Olivier Père

Braguino de Clément Cogitore

ARTE diffuse le moyen métrage Braguino (2017) dans la nuit du lundi 6 au 7 mai, à Oh10. Il sera également disponible gratuitement sur ARTE.tv jusqu’au 6 juin. Moyen métrage, mais grand film. A peine 49 minutes suffisent au réalisateur pour nous entrainer dans un voyage inoubliable, à la rencontre d’êtres extraordinaires sur un lieu de vie, ou plutôt de survie, situé aux confins du monde. Le matériau est si riche qu’il donnera aussi naissance à une exposition, explorant par de nouvelles ramifications le thème de la communauté impossible, au cœur du film de Cogitore.

Le cinéaste français est parti filmer une famille russe, les Braguine, qui vit en autarcie complète depuis les années 70. Les premiers membres, parmi lesquels le patriarche Braguino, ont construit une communauté isolée dans la taïga, au bout de la Sibérie orientale. Braguino et sa famille vivent de la pêche et de la chasse, dans le respect absolu de l’équilibre naturel de cette région sauvage oubliée des hommes.

Cette utopie à l’échelle d’un petit groupe humain a été mise en péril par l’arrivée d’une autre famille. Très vite les relations s’enveniment, des querelles de voisinages et des conflits larvés permanents voient les Braguine menacés sur leur propre territoire. Le film traite de survie et de la violence inévitable qui divise les hommes, par opposition à l’harmonie, même rude et fragile, qui règne entre les Braguine, les animaux et la forêt. Le film abrite une séquence inoubliable, celle de la mort d’un ours pris dans un piège et de son dépeçage. Chaque partie de l’animal est utilisée au profit de la communauté, pour la nourriture ou l’habillement, tandis que sa tête est laissée comme un totem, en hommage à cet ennemi noble et respecté. Nous assistons à un rituel sacré davantage qu’à une exécution cruelle lors d’une partie de chasse. Les enfants des deux familles sont les seuls à partager timidement un espace commun, une île au milieu de la rivière qui sépare les clans ennemis, sorte d’utopie à l’intérieur d’une utopie. Il est impossible de réduire Braguino au statut de documentaire, tant la forme du film de Cogitore relève du conte, parfois du récit onirique.
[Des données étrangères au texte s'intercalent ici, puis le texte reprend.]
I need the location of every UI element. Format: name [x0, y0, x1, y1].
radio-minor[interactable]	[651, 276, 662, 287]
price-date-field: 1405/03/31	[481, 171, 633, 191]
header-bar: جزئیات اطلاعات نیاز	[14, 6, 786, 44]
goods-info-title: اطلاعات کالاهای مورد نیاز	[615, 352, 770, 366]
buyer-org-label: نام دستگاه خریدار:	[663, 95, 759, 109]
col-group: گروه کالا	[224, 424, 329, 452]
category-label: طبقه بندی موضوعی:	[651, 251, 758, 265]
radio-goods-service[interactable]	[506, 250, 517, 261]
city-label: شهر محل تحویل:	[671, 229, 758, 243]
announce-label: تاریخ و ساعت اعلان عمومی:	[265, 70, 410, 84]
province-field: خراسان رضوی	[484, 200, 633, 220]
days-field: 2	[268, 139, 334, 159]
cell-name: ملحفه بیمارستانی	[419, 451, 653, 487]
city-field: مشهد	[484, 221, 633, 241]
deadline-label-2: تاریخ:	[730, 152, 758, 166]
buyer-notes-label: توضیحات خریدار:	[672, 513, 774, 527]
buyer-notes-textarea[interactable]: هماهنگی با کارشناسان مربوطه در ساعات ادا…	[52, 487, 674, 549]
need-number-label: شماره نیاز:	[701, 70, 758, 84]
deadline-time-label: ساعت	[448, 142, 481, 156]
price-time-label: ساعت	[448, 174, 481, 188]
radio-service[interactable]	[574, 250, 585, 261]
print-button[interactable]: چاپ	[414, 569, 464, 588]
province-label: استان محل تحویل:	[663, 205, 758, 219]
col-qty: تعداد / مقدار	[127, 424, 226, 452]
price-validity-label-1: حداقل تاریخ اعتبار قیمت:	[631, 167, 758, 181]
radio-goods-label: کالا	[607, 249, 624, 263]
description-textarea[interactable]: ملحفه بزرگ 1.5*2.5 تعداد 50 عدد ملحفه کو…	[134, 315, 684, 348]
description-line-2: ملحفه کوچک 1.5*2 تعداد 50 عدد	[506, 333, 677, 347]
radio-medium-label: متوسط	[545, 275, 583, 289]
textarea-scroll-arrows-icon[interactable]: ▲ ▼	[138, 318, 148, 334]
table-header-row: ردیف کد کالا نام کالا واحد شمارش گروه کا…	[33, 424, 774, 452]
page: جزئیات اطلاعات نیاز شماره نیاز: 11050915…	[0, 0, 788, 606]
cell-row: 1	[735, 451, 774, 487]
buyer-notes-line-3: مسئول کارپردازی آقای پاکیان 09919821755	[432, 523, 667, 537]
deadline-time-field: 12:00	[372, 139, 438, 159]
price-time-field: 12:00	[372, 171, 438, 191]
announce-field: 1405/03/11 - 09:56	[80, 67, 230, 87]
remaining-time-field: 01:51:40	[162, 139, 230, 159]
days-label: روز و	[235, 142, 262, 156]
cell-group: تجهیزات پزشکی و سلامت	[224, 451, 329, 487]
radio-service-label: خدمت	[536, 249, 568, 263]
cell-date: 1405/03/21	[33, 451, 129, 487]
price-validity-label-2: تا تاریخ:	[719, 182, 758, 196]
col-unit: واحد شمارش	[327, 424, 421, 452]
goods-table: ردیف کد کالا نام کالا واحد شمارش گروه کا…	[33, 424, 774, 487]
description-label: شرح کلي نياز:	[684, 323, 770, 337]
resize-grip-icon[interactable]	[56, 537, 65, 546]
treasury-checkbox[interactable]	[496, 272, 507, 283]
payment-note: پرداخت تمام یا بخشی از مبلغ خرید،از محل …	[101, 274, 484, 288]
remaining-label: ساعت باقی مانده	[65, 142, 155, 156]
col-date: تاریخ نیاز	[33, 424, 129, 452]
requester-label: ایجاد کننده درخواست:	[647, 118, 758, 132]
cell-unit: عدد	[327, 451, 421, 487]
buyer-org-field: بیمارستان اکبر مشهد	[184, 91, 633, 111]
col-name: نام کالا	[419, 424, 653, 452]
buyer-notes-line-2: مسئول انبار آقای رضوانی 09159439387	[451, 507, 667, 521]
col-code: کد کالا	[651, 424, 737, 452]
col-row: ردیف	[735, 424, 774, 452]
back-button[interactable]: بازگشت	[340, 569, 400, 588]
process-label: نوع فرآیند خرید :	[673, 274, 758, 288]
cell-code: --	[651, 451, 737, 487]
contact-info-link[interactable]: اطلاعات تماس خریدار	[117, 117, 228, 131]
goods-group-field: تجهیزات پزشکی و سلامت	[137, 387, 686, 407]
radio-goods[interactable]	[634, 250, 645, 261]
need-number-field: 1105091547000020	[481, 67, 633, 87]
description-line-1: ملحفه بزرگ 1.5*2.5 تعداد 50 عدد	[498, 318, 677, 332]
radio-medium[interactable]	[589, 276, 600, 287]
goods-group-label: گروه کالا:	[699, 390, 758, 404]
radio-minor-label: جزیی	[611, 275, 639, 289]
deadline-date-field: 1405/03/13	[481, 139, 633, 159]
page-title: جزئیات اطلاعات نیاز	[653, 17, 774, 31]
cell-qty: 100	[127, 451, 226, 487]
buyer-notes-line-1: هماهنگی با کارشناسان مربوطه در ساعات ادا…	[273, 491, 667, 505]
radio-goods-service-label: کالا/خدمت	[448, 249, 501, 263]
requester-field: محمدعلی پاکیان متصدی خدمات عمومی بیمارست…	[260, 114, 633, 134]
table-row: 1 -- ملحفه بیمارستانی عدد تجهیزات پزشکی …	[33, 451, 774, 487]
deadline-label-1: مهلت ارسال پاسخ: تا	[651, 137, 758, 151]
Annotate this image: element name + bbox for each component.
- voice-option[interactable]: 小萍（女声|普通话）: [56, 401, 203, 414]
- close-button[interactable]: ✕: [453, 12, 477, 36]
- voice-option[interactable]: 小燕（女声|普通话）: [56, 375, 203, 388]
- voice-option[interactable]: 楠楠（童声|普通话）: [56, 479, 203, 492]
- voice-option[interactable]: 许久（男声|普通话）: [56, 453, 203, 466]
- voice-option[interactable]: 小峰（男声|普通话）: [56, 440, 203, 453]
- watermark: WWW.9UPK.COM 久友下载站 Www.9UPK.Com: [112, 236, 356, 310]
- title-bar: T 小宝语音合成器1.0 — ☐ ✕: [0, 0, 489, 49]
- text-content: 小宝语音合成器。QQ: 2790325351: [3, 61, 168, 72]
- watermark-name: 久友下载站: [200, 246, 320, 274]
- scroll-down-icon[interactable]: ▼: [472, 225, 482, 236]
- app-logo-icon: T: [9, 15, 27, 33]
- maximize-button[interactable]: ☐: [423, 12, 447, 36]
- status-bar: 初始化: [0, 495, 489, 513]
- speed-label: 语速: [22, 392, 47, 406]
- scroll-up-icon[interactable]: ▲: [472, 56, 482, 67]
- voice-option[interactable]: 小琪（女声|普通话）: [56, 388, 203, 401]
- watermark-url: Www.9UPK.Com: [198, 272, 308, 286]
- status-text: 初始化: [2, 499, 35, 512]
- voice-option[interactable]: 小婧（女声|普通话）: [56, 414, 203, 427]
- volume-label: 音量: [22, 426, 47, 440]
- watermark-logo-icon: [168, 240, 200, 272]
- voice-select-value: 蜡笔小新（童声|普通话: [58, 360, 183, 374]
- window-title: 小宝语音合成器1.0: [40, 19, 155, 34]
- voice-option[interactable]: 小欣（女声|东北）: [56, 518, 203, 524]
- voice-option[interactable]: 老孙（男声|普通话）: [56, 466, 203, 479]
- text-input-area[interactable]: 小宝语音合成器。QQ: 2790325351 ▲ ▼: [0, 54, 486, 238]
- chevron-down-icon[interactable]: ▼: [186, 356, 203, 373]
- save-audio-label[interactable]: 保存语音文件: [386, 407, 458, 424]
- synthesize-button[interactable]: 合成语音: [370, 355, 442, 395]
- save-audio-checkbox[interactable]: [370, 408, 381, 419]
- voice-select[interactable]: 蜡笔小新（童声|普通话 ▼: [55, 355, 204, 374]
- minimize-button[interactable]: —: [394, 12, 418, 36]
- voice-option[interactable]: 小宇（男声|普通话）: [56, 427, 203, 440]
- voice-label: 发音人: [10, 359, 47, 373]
La mise en scène ne se contente pas de capter des moments de réalité. Elle invente et organise un espace scénique qui nous renseigne sur le rapport au monde des protagonistes, et dessine clairement les enjeux physiques, moraux et philosophiques du film. A la fois essai poétique, leçon de vie et constat alarmiste, Braguino est une réussite exceptionnelle, qui vient confirmer le talent et les ambitions artistiques hors du commun de Clément Cogitore.